His work has been widely published and exhibited. He created two monographs, ‘Long Story Bit by Bit: Liberia Retold’ [Umbrage, 2009] and ‘Infidel’ [Chris Boot, 2010]. He won four World Press Photo awards (2000, 2002 and 2007), the Rory Peck Award for news features (2008) and Columbia University’s Alfred I. duPont Award for broadcast journalism (2009). In 2010, his film ‘Restrepo’, made with Sebastian Junger, won the Grand Jury Prize at the Sundance Film Festival; the following year he won two Emmy Awards and ‘Restrepo’ was nominated for an Oscar.
Tim Hetherington was killed in 2011 while covering the Libyan civil war.

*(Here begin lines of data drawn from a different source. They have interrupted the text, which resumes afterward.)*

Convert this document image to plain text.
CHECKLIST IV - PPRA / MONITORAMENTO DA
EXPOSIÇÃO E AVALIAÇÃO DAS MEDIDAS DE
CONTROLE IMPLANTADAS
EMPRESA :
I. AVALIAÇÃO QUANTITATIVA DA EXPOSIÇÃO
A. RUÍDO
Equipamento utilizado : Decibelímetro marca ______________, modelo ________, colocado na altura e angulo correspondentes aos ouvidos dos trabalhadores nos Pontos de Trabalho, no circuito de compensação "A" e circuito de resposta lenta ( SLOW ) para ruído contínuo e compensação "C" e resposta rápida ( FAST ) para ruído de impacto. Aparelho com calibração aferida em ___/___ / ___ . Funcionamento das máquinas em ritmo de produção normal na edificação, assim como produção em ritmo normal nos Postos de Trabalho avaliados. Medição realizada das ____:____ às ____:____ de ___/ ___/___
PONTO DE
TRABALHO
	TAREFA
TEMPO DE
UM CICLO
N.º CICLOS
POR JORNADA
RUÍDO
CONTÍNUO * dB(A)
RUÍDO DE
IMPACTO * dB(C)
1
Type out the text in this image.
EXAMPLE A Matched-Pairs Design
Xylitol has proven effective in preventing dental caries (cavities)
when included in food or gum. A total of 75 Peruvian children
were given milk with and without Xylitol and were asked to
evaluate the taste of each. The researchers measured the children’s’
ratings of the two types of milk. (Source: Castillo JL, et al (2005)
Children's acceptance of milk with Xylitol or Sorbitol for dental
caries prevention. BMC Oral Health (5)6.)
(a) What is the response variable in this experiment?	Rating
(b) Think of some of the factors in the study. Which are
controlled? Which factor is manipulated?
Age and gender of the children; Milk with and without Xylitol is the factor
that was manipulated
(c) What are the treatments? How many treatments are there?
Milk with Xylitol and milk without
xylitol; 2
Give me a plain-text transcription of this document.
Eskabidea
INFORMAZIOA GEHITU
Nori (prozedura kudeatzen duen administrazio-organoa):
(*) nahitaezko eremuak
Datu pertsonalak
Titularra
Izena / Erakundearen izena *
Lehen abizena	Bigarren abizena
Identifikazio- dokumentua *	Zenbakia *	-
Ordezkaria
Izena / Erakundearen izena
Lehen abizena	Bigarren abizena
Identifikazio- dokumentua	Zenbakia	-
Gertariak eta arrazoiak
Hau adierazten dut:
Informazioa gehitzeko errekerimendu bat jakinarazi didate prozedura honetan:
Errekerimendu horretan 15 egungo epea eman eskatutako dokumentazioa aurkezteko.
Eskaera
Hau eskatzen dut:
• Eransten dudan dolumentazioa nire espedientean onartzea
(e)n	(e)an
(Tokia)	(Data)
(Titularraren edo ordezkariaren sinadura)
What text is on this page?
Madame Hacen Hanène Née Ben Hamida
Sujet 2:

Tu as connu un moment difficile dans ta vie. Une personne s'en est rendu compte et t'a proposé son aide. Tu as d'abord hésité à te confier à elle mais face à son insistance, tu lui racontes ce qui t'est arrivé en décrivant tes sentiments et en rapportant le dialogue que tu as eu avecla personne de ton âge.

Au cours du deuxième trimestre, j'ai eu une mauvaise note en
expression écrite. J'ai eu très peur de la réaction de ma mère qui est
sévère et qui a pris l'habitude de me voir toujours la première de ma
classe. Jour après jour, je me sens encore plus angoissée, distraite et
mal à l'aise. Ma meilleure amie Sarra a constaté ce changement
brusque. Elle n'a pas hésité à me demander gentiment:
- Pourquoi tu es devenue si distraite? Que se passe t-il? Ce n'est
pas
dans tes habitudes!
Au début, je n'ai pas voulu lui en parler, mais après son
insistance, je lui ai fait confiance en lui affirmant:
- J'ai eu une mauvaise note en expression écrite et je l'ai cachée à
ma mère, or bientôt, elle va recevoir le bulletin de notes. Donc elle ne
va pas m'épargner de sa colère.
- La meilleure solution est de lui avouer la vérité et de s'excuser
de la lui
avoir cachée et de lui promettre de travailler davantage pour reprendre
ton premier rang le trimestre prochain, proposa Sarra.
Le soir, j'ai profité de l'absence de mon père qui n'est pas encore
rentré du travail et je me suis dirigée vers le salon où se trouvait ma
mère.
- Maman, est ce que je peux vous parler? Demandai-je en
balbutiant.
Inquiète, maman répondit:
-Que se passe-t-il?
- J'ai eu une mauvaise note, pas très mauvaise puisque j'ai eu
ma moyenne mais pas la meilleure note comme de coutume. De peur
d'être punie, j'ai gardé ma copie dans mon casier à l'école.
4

In 2012, his parents established the Tim Hetherington Trust, which promotes the use of his work for humanitarian purposes and each year provides a grant to a photographer through the Visionary Award for innovation in visual storytelling.
In 2013, Tim Hetherington was posthumously honoured with the McCrary Award for Excellence in Journalism from the Congressional Medal of Honor Society of the United States of America.
This article was initially published in Chinese, in the November 2020 issue of PhotoWorld magazine, Beijing. The theme for the year was compassion.